Pauling’s model was tailored to the objective that students, by the time they finished high school, would have built a solid understanding of each of the branches of science, and would be capable of pursuing them at the university level if they so desired. At the time that Pauling was writing his piece, most students were not formally introduced to science until they had arrived at college, and most non-scientists had at best a rudimentary comprehension of basic scientific concepts that intersected with their lives in the forms of electricity, synthetic materials, the effects of gravity, and the like. But because most chemistry is done at the molecular and atomic levels, non-scientists tended to have less of an understanding of it than of the other sciences, which are more readily observable to the naked and untrained eye.

Pauling also recognized and pointed out that many advertising campaigns functioned on the principle that almost everyone has a very elementary understanding of chemistry, but no practical comprehension of its application. By way of example, he offered the following:

[The reader] is asked to buy wonderful new green medicines, containing chlorophyll. [The advertiser] hopes that the reader will remember that chlorophyll is the wonderful substance in the leaves of green plants, that purifies the air. He hopes that the reader does not know…that chlorophyll that has been extracted from the plant has, so far as any scientist has been able to discover, no action as a medicine, no activity whatsoever. Moreover, he must be hoping that the reader of the advertisement will not even think enough to ask why he does not eat a green leaf…in order to get his chlorophyll.

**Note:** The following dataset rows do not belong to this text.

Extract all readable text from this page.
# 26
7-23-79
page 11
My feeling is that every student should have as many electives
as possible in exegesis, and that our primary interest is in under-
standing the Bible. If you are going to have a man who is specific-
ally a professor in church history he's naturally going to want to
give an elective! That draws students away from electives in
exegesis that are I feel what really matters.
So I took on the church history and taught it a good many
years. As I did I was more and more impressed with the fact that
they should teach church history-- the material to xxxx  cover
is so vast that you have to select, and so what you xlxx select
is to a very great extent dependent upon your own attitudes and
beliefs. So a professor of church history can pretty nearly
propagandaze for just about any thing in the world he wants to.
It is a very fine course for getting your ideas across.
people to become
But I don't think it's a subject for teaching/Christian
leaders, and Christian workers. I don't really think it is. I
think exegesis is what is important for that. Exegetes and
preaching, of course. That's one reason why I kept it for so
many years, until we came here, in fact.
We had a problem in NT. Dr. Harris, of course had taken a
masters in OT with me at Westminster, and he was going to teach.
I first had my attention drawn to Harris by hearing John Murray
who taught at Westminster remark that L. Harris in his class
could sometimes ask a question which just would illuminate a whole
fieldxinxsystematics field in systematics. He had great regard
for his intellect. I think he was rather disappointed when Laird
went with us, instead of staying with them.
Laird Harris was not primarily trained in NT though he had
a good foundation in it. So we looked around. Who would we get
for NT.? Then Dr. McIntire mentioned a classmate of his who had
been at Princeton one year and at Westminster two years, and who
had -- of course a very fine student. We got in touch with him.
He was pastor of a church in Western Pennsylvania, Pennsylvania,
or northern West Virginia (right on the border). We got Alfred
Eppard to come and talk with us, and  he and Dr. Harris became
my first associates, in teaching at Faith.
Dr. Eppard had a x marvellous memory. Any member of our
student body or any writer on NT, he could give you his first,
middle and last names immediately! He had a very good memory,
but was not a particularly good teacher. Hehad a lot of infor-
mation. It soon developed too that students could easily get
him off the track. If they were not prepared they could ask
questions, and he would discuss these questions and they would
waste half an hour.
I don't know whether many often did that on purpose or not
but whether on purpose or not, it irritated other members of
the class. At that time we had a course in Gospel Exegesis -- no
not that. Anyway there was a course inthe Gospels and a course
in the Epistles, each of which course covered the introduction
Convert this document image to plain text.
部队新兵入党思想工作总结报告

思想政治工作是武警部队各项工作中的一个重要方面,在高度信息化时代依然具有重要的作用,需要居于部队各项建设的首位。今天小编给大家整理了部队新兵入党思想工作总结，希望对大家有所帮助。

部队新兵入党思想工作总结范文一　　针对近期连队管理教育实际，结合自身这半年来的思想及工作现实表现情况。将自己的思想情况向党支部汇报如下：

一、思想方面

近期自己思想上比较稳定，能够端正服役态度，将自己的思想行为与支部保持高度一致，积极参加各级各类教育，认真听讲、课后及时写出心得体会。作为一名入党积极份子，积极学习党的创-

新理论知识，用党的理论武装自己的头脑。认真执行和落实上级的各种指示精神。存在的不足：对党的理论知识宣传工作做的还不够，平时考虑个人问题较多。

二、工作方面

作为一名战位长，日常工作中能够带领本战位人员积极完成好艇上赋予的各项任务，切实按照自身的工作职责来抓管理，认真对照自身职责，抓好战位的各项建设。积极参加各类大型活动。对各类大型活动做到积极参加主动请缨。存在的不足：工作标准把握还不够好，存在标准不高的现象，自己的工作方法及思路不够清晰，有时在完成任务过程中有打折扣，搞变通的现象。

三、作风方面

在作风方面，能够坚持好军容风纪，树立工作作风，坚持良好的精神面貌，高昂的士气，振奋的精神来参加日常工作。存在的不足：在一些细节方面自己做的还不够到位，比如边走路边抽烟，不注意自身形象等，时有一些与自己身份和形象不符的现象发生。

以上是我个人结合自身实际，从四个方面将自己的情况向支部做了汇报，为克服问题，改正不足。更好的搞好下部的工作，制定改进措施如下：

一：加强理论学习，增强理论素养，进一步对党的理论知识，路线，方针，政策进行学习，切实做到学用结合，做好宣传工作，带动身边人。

Chemistry’s intersections with pop culture were a recurrent theme in Pauling’s post-war lectures and general audience articles. They were also one of the biggest catalysts in his push for refocusing and intensifying science education in the public school system.

Pauling felt very strongly that a solid understanding of science was necessary for a citizen to operate in the modern world, since “…the modern world is largely scientific in its constitution.” By extension, it was crucial that the citizenry be equipped with the tools to critically evaluate the world around them – including depictions of science seen in comic strips and advertisements – and to make informed political decisions in the emerging nuclear age. As science progressed and once disparate facts could be connected into larger theories, Pauling’s proposed public education program would accordingly shift toward an emphasis on theory. Doing so would empower individuals with the capacity to recognize and understand phenomena that they came across without the need for rote memorization of individual facts.